New Gun Laws Cause Rift Between Police And State

( – The debate regarding states’ rights versus federal rights goes back to the days of the Founding Fathers. A new law signed by Missouri’s Republican Gov. Mike Parson last month is creating a rift between some state and federal law enforcement officials.

The goal of that law, the Second Amendment Preservation Act, is to protect Missouri residents from “federal government overreach.” It also aims to prevent federal agencies from using state-led law enforcement agencies “to infringe” on the Constitutionally protected right of Missourians to “bear arms.” 

The new statute calls for fines of up to $50,000 for police officers who attempt to enforce federal gun laws. It also invalidated several federal firearms regulations.

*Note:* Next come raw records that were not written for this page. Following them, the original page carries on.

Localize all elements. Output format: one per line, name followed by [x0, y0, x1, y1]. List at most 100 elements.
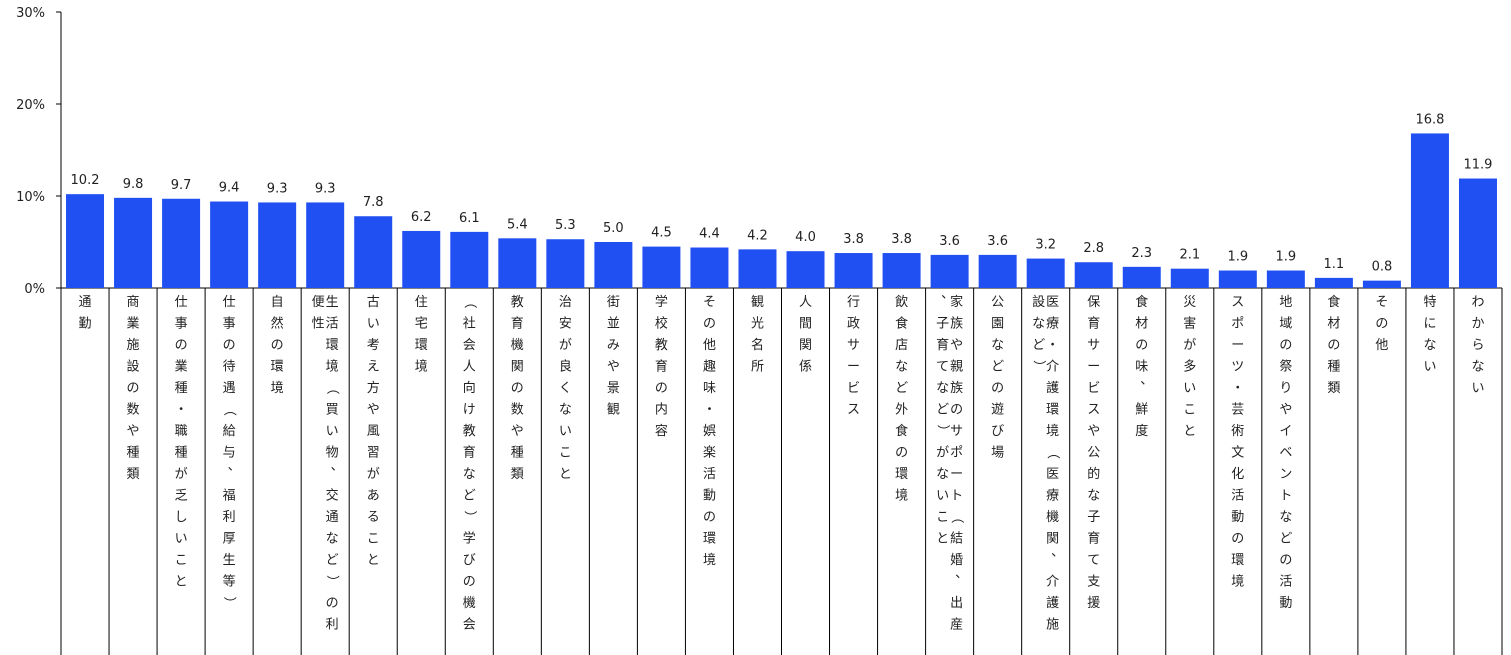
- svg-text:ー: ー: [847, 360, 860, 375]
- svg-text:施: 施: [127, 338, 140, 353]
- bar: [1122, 266, 1161, 288]
- svg-text:活: 活: [703, 467, 716, 482]
- svg-text:が: が: [1183, 338, 1196, 353]
- svg-text:ー: ー: [1231, 338, 1244, 353]
- data-label: 4.4: [699, 227, 720, 242]
- svg-text:商: 商: [127, 295, 140, 310]
- svg-text:家: 家: [950, 294, 963, 310]
- svg-text:な: な: [1087, 489, 1100, 504]
- data-label: 2.8: [1083, 241, 1104, 256]
- svg-text:業: 業: [175, 359, 188, 375]
- svg-text:名: 名: [751, 337, 764, 353]
- svg-text:的: 的: [1087, 466, 1100, 482]
- bar: [1458, 178, 1497, 288]
- svg-text:教: 教: [655, 337, 668, 353]
- svg-text:活: 活: [1231, 489, 1244, 504]
- svg-text:種: 種: [1327, 359, 1340, 375]
- svg-text:支: 支: [1087, 575, 1100, 590]
- svg-text:サ: サ: [1087, 338, 1100, 353]
- svg-text:環: 環: [271, 360, 284, 375]
- svg-text:な: な: [895, 360, 908, 375]
- svg-text:園: 園: [991, 317, 1004, 332]
- svg-text:結: 結: [950, 532, 963, 547]
- svg-text:数: 数: [127, 403, 140, 418]
- svg-text:境: 境: [703, 553, 716, 568]
- svg-text:事: 事: [223, 317, 236, 332]
- svg-text:サ: サ: [950, 424, 963, 439]
- svg-text:芸: 芸: [1231, 402, 1244, 418]
- svg-text:・: ・: [1231, 381, 1244, 396]
- svg-text:・: ・: [703, 403, 716, 418]
- svg-text:食: 食: [895, 423, 908, 439]
- svg-text:な: な: [936, 381, 949, 396]
- svg-text:親: 親: [950, 360, 963, 375]
- svg-text:文: 文: [1231, 446, 1244, 461]
- svg-text:婚: 婚: [950, 553, 963, 568]
- svg-text:や: や: [1087, 424, 1100, 439]
- data-label: 9.8: [123, 177, 144, 192]
- svg-text:の: の: [1327, 338, 1340, 353]
- svg-text:の: の: [895, 446, 908, 461]
- svg-text:設: 設: [1032, 294, 1045, 310]
- bar: [546, 239, 585, 288]
- svg-text:ど: ど: [936, 403, 949, 418]
- data-label: 2.1: [1179, 248, 1200, 263]
- data-label: 9.7: [171, 178, 192, 193]
- svg-text:の: の: [326, 596, 339, 611]
- svg-text:護: 護: [1046, 380, 1059, 396]
- data-label: 16.8: [1415, 112, 1444, 127]
- svg-text:と: と: [559, 467, 572, 482]
- svg-text:環: 環: [895, 467, 908, 482]
- svg-text:と: と: [367, 553, 380, 568]
- svg-text:の: の: [655, 381, 668, 396]
- svg-text:関: 関: [1046, 532, 1059, 547]
- svg-text:と: と: [175, 575, 188, 590]
- svg-text:や: や: [607, 360, 620, 375]
- category-labels: 通勤商業施設の数や種類仕事の業種・職種が乏しいこと仕事の待遇（給与、福利厚生等）…: [79, 287, 1485, 633]
- svg-text:な: な: [1279, 510, 1292, 525]
- bar: [1410, 133, 1449, 288]
- svg-text:族: 族: [950, 380, 963, 396]
- svg-text:給: 給: [223, 424, 236, 439]
- svg-text:族: 族: [950, 316, 963, 332]
- svg-text:機: 機: [1046, 510, 1059, 525]
- svg-text:境: 境: [415, 360, 428, 375]
- svg-text:（: （: [462, 295, 477, 308]
- svg-text:）: ）: [462, 510, 477, 523]
- svg-text:外: 外: [895, 403, 908, 418]
- bar: [1026, 258, 1065, 288]
- y-tick-label: 10%: [16, 190, 45, 205]
- svg-text:場: 場: [991, 446, 1004, 461]
- svg-text:趣: 趣: [703, 360, 716, 375]
- svg-text:内: 内: [655, 402, 668, 418]
- svg-text:し: し: [175, 510, 188, 525]
- svg-text:や: や: [367, 403, 380, 418]
- data-label: 6.1: [459, 211, 480, 226]
- svg-text:ら: ら: [1471, 338, 1484, 353]
- svg-text:サ: サ: [847, 338, 860, 353]
- data-label: 3.8: [843, 232, 864, 247]
- svg-text:福: 福: [223, 489, 236, 504]
- bar: [354, 216, 393, 288]
- svg-text:い: い: [1423, 360, 1436, 375]
- svg-text:や: や: [511, 424, 524, 439]
- svg-text:あ: あ: [367, 489, 380, 504]
- data-label: 10.2: [71, 173, 100, 188]
- svg-text:ス: ス: [1087, 403, 1100, 418]
- svg-text:育: 育: [463, 445, 476, 461]
- svg-text:特: 特: [1423, 295, 1436, 310]
- svg-text:り: り: [1279, 381, 1292, 396]
- svg-text:与: 与: [223, 446, 236, 461]
- bar: [786, 251, 825, 288]
- svg-text:公: 公: [991, 295, 1004, 310]
- svg-text:（: （: [949, 510, 964, 523]
- svg-text:ス: ス: [847, 403, 860, 418]
- svg-text:育: 育: [1087, 531, 1100, 547]
- svg-text:な: な: [1471, 360, 1484, 375]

Law enforcement reaction to the new law is mixed, with some agencies expressing concern it could interfere with joint investigations with the ATF and other federal agencies concerning crimes involving the use of firearms. Others, like the Missouri Highway Patrol, halted its participation in joint operations with an ATF-led task force. In addition, officials at the City of O’Fallon Police Department canceled future use of a couple of K9 officers who had been working with the ATF on an “as-needed basis.”

The full impact of the law appears unclear. For now, the ATF and FBI have reached out to state law enforcement agencies and departments to see if any more of them want to sever or limit the ties.